End-to-End Text-to-Speech Based on Latent Representation of Speaking Styles Using Spontaneous Dialogue
preprint: arXiv:2206.12040
accepted for INTERSPEECH 2022
Kentaro Mitsui*, Tianyu Zhao*, Kei Sawada*, Yukiya Hono**, Yoshihiko Nankaku**, Keiichi Tokuda**
*rinna Co., Ltd., **Nagoya Institute of Technology
The recent text-to-speech (TTS) has achieved quality comparable to that of humans; however, its application in spoken dialogue has not been widely studied.
This study aims to realize a TTS that closely resembles human dialogue.
First, we record and transcribe actual spontaneous dialogues.
Then, the proposed dialogue TTS is trained in two stages:
first stage, variational autoencoder (VAE)-VITS or Gaussian mixture variational autoencoder (GMVAE)-VITS is trained, which introduces an utterance-level latent variable into variational inference with adversarial learning for end-to-end text-to-speech (VITS), a recently proposed end-to-end TTS model.

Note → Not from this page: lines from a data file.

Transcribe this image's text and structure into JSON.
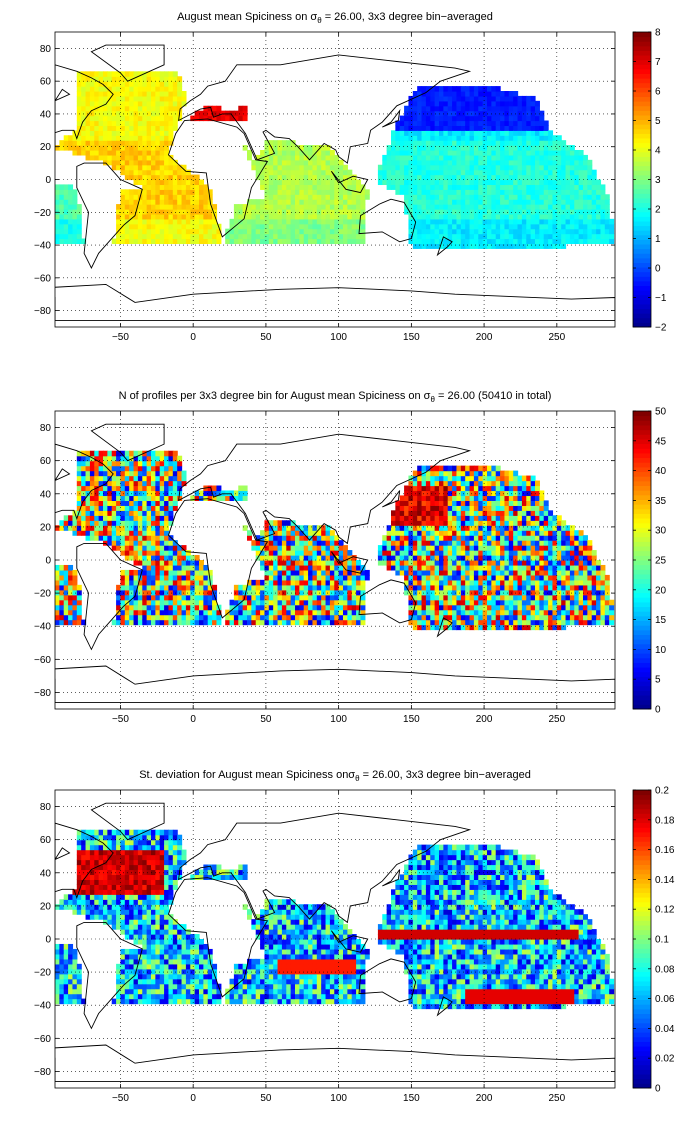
{
  "panels": [
    {
      "title": "August mean Spiciness on σ",
      "title_sub": "θ",
      "title_rest": " = 26.00, 3x3 degree bin−averaged",
      "colorbar_ticks": [
        "8",
        "7",
        "6",
        "5",
        "4",
        "3",
        "2",
        "1",
        "0",
        "−1",
        "−2"
      ],
      "colormap": "jet"
    },
    {
      "title": "N of profiles per 3x3 degree bin for August mean Spiciness on σ",
      "title_sub": "θ",
      "title_rest": " = 26.00 (50410 in total)",
      "colorbar_ticks": [
        "50",
        "45",
        "40",
        "35",
        "30",
        "25",
        "20",
        "15",
        "10",
        "5",
        "0"
      ],
      "colormap": "jet"
    },
    {
      "title": "St. deviation for August mean Spiciness onσ",
      "title_sub": "θ",
      "title_rest": " = 26.00, 3x3 degree bin−averaged",
      "colorbar_ticks": [
        "0.2",
        "0.18",
        "0.16",
        "0.14",
        "0.12",
        "0.1",
        "0.08",
        "0.06",
        "0.04",
        "0.02",
        "0"
      ],
      "colormap": "jet"
    }
  ],
  "axes": {
    "x_ticks": [
      "−50",
      "0",
      "50",
      "100",
      "150",
      "200",
      "250"
    ],
    "y_ticks": [
      "80",
      "60",
      "40",
      "20",
      "0",
      "−20",
      "−40",
      "−60",
      "−80"
    ],
    "x_range": [
      -95,
      290
    ],
    "y_range": [
      -90,
      90
    ],
    "grid": "dotted"
  },
  "colors": {
    "jet": [
      "#00008f",
      "#0000ff",
      "#0080ff",
      "#00ffff",
      "#80ff80",
      "#ffff00",
      "#ff8000",
      "#ff0000",
      "#800000"
    ]
  }
}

A style encoder that extracts a latent speaking style representation from speech is trained jointly with TTS.
In the second stage, a style predictor is trained to predict the speaking style to be synthesized from dialogue history.
During inference, by passing the speaking style representation predicted by the style predictor to VAE/GMVAE-VITS, speech can be synthesized in a style appropriate to the context of the dialogue.
Subjective evaluation results demonstrate that the proposed method outperforms the original VITS in terms of dialogue-level naturalness.